I wrote this on the evening of Monday, the eve of my departure for Hongkong (and from here, the States).
So, tomorrow, I finally head off for my sabbatical. I should be happy, and I am, but there is the ache left by the knowledge that my going is causing some pain to loved ones.
I am thinking especially of Mom. Last night, after the Province celebrations for the feast of St. Ignatius, I went to say good-bye. When I got home, the house was dark. She was already in bed. She looked so frail, so vulnerable, lying there. I woke her up and we talked a bit. I tried to reassure her that it was only two months, that I would call and email.
But I guess she knows that these first two months are the start of my leaving the country more or less for good. I will return in October for her 80th birthday, but will leave for Rome soon after that. And even though I will come back from time to time, my home will be in another country for the next few years.

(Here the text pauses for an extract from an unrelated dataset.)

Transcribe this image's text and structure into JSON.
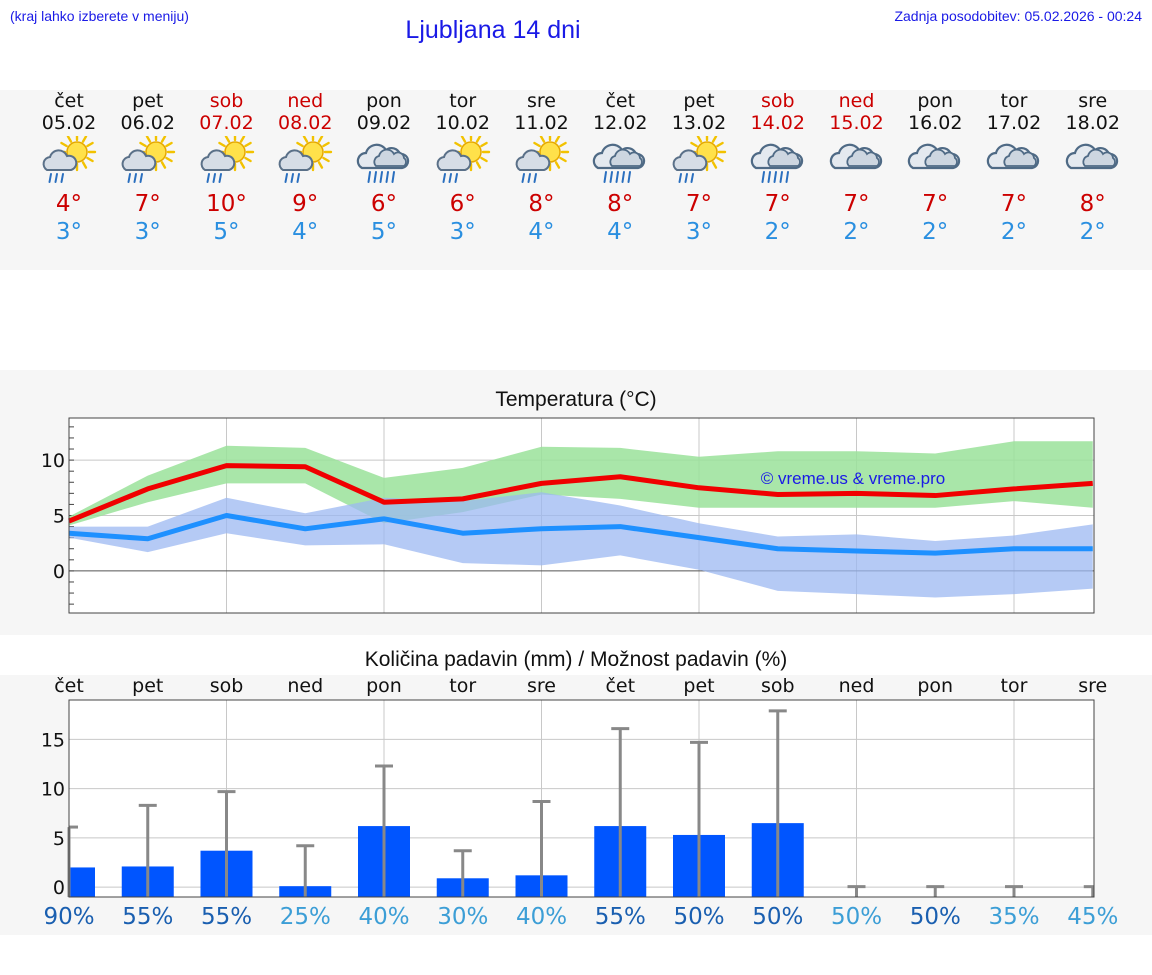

So no matter how I tried to be cheerful and casual, as though this was just one of my short trips abroad, I guess both of us knew that there was a qualitative difference to this parting.
Chinese Filipino families are not demonstrative where feelings are concerned. There is much left unsaid, unexpressed--simply felt, guessed, intuited. So when the frail, ailing woman who is my mother lifted a hand from her pillow to touch my cheek every so briefly, something she has never done before, I knew and felt all her unspoken tenderness, sadness and love in that brief caress.
And so I am writing this, because my brothers will print this out and let her read it, and so she will know that I know and am so grateful for the sacrifice she is making in letting me go, without question or complaint, as she has let me go time and time again in the past twenty eight years of my Jesuit life. I can only imagine that it’s gotten more difficult, not easier, over the years. When I first left home to enter the Novitiate in 1980, Mom was only 51, only two years older than I am now, with a full and active life and many other children to keep her occupied. Now she is turning 80, and because of her Parkinson’s disease, she doesn’t get out as much as she used to, but rather spends most of her time alone at home, with TV game shows and soap operas as her only companions.
What is so clear to me this evening is that, while those who leave home because of the Lord’s call sacrifice something, those who are left behind, like Mary, like Mom, also make an enormous sacrifice.
I went back home briefly tonight to bring a couple of framed pictures of myself with the Holy Father. I know they will make Mom happy and proud. She asked me to write out my new “title” or position in the Society, because she finds it hard to remember (and let’s face it: “General Councilor and Regional Assistant for East Asia and Oceania” is a mouthful). I know that she will want to tell her friends and our relatives about me. If that makes her happy, I am glad.
Before I left, she asked me to bless her. I said a prayer aloud while I lightly placed my hands on her head, and I was grateful that, after the blessing, the mood lightened, and she smiled as she told me to go and get a good night’s sleep before my trip the next day. When I blessed her, I asked God to keep her in good health, to give her peace of heart and mind, and to help her always to trust in his love. It is a prayer I will make very often and with much love and gratitude in the days to come.